¹C. Alwmark,²G. G. Kenny,¹S. Alwmark,³P. Minde,⁴J. Plado,⁴S. Hietala, ², M. J. Whitehouse
Meteoritics & Planetary Science (in Press) Open Access Link to Article [https://doi.org/10.1111/maps.14280]
¹Department of Geology, Lund University, Lund, Sweden
²Department of Geosciences, Swedish Museum of Natural History, Stockholm, Sweden
³Arctic Planetary Science Institute, Rovaniemi, Finland
⁴Department of Geology, Institute of Ecology and Earth Sciences, University of Tartu, Tartu, Estonia
⁵Geological Survey of Finland, Kuopio, Finland
Published by arrangement with John Wiley & Sons

Here we report on findings for four rock samples with melt texture found in a gravel pit within a glaciofluvial deposit near the small town of Kitkiöjärvi in northernmost Sweden. The samples are comprised of granitic clasts embedded in a brown fine-grained melt matrix. The samples all contain quartz grains and/or clasts exhibiting multiple sets of planar deformation features oriented parallel to crystallographic planes characteristic of shock metamorphism. The samples also contain Former Reidite In Granular Neoblastic (FRIGN) zircon. We therefore conclude that the investigated samples represent impact melt rock. We interpret a U-Pb concordia age of 658.9 ± 6.9 Ma (Cryogenian) derived using secondary-ion mass spectrometry analysis of shocked zircon, as the best estimate for the age of the impact event that formed the melt rocks. Zircon grains from two of the samples yield younger lower intercept ages, raising the possibility that the samples came from multiple impact events of different ages. Although we cannot exclude this possibility, we interpret the younger ages from the clast-rich melt rocks to reflect non-impact-related Pb loss events and suggest that all samples likely came from the same structure. Analysis of the glaciofluvial history of the region, along with the relatively high frequency of finds (five in total, as one similar melt rock was found in the pit in 2018), points to a short-distance glacial transportation of the samples from the southwest. Since there are no known impact structures in Sweden within that area and/or of similar age, we conclude that an old (the oldest known yet) impact structure in Sweden potentially is yet to be discovered somewhere in the vicinity of the gravel pit.

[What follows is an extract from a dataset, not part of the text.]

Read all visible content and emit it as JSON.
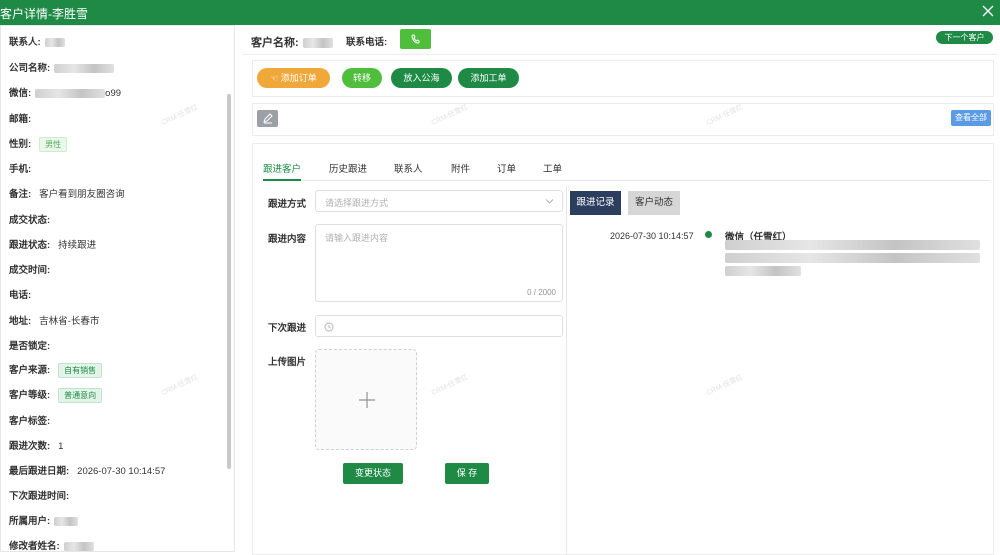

¹Roger L. Gibson,¹S’lindile S. Wela,^2,3Auriol S. P. Rae,¹Marco A. G. Andreoli
Meteoritics & Planetary Science (in Press) Open Access Link to Article [https://doi.org/10.1111/maps.14275]
¹School of Geosciences, University of the Witwatersrand, Johannesburg, South Africa
²Department of Earth Sciences, University of Cambridge, Cambridge, UK
³School of GeoSciences, University of Edinburgh, Edinburgh, UK
Published by arrangement with John Wiley & Sons

The 369 m deep M4 drill hole, located ~18 km NNW of the center of the 146 Ma Morokweng impact structure (MIS), intersects shocked Archean granitoid gneisses and subsidiary dolerite intrusions that are cut by faults, cataclasites and mm- to m-wide suevitic and pseudotachylitic breccia dikes. The shock features in quartz in the gneisses and breccia dikes include decorated planar deformation features (PDFs), planar fractures, feather features, and toasting. Other minerals show features that may be shock-related, such as multiple sets of planar features and alternate twin ladder structures in feldspars, kink bands in biotite, and planar features in titanite, apatite, and zircon; however, these are variably annealed and/or overprinted by hydrothermal alteration effects, and confirmation of their origin awaits further study. Universal Stage measurements of PDF sets in quartz from 12 gneissic target rocks and from lithic and mineral clasts in three suevitic and three pseudotachylitic breccia dikes reveal four dominant sets: (0001), {10⁢1¯⁢3}, {10⁢1¯⁢4} and {10⁢1¯⁢2}. Based on these observations, the average peak shock pressure in these rocks is estimated at ≤16 GPa, which supports the original proximity (within one transient cavity radius) of these rocks to the point of impact. No discernible depth-dependent shock attenuation was noted in the core. These shock levels and the elevated structural position of the rocks in the M4 core relative to the impact melt sheet intersected in drill holes closer to the center of the MIS suggest that the M4 lithologies represent part of the parautochthonous peak ring volume that subsequently experienced 1.5–2 km of post-impact erosion before it was buried beneath younger sediments. Numerical modeling using the iSALE-2D code suggests that the original Morokweng crater had a rim-to-rim diameter of between 70 and 80 km, and that the rocks in the M4 core were originally located at a depth of 7–8 km and a radial distance of 8–9 km from the point of impact.